All the basin country needs water. We all have the right to use our resource. If they are advising us to depend on rain water alone, we also advise them to learn using the sea water surrounding Egypt. This is the time to be rational. No other way could be constructive to all of us.

by: LMitch from: USA
June 11, 2013 11:49 AM
First of all, Ethiopia is not blocking any water from Egypt. If they were doing that, they would be instigating a fight with Sudan as well, since the Blue Nile goes through that country and then Egypt. So, why would they block water thinking that it will only affect Egypt. It makes no sense.
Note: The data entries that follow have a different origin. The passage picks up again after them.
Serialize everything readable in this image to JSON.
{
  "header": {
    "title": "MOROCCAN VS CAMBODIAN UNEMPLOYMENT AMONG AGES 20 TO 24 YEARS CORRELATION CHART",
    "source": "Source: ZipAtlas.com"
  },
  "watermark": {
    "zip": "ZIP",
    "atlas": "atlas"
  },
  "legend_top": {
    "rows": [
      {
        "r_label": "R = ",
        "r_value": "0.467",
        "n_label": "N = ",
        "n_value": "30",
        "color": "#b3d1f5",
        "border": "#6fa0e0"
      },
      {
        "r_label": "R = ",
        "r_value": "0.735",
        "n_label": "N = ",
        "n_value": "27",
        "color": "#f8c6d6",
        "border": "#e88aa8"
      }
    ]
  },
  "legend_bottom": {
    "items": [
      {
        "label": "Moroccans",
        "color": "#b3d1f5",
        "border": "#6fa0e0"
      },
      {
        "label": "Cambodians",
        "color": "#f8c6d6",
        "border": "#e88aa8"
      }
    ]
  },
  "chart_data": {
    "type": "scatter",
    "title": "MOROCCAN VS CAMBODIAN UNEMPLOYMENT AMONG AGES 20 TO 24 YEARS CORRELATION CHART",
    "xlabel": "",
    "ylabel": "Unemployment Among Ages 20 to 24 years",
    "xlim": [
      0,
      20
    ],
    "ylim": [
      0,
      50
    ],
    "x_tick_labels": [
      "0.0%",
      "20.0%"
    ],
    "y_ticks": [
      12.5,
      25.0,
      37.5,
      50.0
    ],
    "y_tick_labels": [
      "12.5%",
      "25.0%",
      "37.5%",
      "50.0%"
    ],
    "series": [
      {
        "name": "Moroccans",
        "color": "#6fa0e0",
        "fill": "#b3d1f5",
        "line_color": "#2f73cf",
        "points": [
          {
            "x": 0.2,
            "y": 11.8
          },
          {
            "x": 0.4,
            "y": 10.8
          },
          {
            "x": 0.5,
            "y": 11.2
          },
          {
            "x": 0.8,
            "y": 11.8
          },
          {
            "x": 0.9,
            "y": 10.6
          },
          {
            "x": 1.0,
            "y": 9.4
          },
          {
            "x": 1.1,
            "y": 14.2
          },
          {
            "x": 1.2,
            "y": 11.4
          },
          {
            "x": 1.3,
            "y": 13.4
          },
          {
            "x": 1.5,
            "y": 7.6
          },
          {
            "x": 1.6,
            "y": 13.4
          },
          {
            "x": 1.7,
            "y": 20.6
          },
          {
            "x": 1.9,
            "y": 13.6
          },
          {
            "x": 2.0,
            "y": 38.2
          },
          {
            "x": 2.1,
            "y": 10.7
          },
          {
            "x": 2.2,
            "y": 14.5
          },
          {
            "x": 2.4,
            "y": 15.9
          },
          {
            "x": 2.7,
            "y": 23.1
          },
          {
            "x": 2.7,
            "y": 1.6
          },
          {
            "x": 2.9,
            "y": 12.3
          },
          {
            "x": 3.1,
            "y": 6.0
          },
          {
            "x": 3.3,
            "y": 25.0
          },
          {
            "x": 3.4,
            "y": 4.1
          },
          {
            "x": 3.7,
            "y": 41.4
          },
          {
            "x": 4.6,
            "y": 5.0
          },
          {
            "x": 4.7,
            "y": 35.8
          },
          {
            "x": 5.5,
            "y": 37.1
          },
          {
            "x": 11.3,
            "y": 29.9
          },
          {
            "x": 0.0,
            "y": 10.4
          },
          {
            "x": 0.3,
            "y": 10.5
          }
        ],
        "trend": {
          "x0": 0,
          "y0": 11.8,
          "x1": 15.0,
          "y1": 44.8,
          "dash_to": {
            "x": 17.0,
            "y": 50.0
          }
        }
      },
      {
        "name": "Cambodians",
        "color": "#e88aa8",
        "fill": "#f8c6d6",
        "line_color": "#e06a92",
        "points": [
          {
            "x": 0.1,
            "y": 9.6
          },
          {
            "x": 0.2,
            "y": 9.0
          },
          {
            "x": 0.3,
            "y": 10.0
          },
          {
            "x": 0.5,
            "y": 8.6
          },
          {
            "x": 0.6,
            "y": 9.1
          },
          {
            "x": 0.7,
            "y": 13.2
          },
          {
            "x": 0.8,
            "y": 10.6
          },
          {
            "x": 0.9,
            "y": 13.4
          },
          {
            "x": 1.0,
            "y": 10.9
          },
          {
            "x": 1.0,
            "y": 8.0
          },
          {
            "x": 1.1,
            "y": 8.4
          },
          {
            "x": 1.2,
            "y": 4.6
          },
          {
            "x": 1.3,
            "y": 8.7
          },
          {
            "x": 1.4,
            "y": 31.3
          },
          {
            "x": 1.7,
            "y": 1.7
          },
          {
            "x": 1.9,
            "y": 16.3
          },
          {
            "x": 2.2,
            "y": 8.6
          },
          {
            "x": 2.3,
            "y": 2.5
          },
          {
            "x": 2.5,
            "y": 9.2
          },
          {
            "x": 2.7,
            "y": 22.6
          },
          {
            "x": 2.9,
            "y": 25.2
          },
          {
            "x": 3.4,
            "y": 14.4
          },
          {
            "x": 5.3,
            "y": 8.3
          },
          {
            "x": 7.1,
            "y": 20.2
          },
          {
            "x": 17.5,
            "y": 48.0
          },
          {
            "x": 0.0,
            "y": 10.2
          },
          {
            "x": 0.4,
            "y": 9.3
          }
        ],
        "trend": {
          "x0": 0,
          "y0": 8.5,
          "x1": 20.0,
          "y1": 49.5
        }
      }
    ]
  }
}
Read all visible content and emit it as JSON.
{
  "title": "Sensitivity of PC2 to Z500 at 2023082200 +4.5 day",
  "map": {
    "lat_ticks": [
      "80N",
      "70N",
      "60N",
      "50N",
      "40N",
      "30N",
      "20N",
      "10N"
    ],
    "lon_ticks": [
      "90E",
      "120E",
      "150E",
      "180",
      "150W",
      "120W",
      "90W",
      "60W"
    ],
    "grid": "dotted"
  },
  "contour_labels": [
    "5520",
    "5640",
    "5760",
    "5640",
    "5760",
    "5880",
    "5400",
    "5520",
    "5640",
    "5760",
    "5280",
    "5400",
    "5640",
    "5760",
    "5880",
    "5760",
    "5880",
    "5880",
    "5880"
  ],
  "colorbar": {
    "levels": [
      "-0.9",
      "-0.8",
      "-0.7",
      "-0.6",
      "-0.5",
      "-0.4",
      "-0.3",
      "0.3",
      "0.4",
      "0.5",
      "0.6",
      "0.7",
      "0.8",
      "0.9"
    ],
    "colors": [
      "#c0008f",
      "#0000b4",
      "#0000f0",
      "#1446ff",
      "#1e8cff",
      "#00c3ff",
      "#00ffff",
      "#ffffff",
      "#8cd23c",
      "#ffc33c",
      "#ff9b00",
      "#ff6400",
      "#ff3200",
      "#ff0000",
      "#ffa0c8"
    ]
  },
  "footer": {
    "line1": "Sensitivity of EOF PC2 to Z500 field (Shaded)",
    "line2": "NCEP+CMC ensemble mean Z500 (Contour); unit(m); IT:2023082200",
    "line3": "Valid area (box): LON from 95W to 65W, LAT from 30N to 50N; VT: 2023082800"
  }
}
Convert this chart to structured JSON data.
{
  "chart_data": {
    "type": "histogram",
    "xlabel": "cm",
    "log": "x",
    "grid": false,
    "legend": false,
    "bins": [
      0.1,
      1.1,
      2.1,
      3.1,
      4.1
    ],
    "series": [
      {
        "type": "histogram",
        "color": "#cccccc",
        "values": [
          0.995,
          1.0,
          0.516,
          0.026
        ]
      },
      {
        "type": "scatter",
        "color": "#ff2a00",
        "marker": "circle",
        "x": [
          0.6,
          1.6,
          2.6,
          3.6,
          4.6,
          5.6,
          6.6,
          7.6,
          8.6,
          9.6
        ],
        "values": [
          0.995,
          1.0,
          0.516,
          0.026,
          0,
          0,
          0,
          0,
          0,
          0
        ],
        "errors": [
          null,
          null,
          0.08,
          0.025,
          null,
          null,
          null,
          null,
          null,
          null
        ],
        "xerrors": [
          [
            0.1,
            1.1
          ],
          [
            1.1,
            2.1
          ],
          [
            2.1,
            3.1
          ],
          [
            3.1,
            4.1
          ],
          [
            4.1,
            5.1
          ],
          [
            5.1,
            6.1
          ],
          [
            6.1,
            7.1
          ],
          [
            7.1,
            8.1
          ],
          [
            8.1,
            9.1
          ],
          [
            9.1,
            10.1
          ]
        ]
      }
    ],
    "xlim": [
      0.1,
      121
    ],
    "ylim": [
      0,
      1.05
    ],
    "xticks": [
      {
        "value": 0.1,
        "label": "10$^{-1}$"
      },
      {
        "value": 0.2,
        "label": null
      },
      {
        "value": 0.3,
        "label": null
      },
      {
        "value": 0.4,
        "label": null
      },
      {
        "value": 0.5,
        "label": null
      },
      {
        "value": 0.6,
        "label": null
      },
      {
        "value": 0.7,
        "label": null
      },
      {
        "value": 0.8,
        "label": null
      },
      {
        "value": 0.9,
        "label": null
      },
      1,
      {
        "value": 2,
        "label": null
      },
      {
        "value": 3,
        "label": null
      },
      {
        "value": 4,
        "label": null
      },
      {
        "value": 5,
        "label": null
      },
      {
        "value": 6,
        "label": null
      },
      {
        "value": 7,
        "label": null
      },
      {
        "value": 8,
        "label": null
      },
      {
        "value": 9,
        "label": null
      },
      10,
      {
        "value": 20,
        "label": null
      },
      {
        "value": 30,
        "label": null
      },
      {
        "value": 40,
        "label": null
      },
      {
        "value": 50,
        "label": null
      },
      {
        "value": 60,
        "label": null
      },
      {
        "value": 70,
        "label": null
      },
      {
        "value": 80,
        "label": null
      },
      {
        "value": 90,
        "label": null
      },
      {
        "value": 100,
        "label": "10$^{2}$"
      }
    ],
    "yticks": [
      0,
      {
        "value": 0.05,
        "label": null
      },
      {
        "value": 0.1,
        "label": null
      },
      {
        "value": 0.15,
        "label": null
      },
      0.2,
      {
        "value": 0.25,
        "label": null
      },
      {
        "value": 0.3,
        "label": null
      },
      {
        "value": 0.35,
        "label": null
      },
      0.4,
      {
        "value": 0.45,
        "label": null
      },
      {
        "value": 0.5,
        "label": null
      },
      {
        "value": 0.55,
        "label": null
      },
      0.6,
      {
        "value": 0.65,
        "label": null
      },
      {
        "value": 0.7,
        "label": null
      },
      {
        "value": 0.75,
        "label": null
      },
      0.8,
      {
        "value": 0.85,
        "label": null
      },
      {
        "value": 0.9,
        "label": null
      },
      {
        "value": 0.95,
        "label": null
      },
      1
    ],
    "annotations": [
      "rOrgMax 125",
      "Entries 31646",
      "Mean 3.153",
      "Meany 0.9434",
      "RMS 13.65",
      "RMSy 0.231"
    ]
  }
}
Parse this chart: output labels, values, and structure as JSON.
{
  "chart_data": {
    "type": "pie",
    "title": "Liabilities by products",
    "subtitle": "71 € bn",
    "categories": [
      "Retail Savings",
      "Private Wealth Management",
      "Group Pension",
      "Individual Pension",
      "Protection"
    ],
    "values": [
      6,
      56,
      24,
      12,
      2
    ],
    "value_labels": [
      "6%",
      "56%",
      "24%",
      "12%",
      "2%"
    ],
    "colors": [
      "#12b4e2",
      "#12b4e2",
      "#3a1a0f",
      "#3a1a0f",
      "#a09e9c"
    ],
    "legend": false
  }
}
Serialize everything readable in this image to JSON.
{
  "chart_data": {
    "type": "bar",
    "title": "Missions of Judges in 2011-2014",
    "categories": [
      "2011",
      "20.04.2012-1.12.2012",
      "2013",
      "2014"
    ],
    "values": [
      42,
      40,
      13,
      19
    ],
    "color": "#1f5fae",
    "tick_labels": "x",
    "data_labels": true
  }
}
Secondly, the notion that Ethiopia using her own water resource is "haram" shows the Islamist extremism that is behind Egypt's complaints. They think that "Allah" gave them the whole Nile with all of its branches and therefore "allowing" Ethiopia say over the Blue Nile is to them surrendering to Christian rule. (even though Ethiopia has a large Muslim population)
In Response

by: ATsion from: Ethiopia
June 12, 2013 11:29 AM
Two things show how Egyptians think
1."they have a lot of rains but do not know what to do with rains"
2." they block the water and take the water and that is haram"
In Response

by: fox
June 12, 2013 10:53 AM
Its true that Egypt should be concerned for their water resources. But the tactics they use always has been treacherousness,bribing, sabotage and intimidation. All they want is for all the upstreams countries not to even think about the nile. But the reality is the nile belongs to all the upstream countries as egypt thinks it belongs to it.The 1929 and 1959 agreements were day light robbery of water when egypt claimed nearly all the nile water for itself. Without engaging with Ethiopia where some 85% of the water originate its childish to think these agreements will hold for far too long.
In Response

by: asklhg
June 11, 2013 12:26 PM
It's unfair to dismiss Egyptian concern as "Islamist extremism" because a boatsman said it was forbidden by God to alter the Nile waterflow - if that is your interpretation, is it possible you be approaching this issue with a bias? Egyptians have a right to be worried about what the dam might mean for their country, as it is their main source of water, and I don't think it's unreasonable for them to want to talk with Ethiopia to ensure the project doesn't also harm Egypt. Surely you can understand that without accusing Egyptians of Islamist extremism.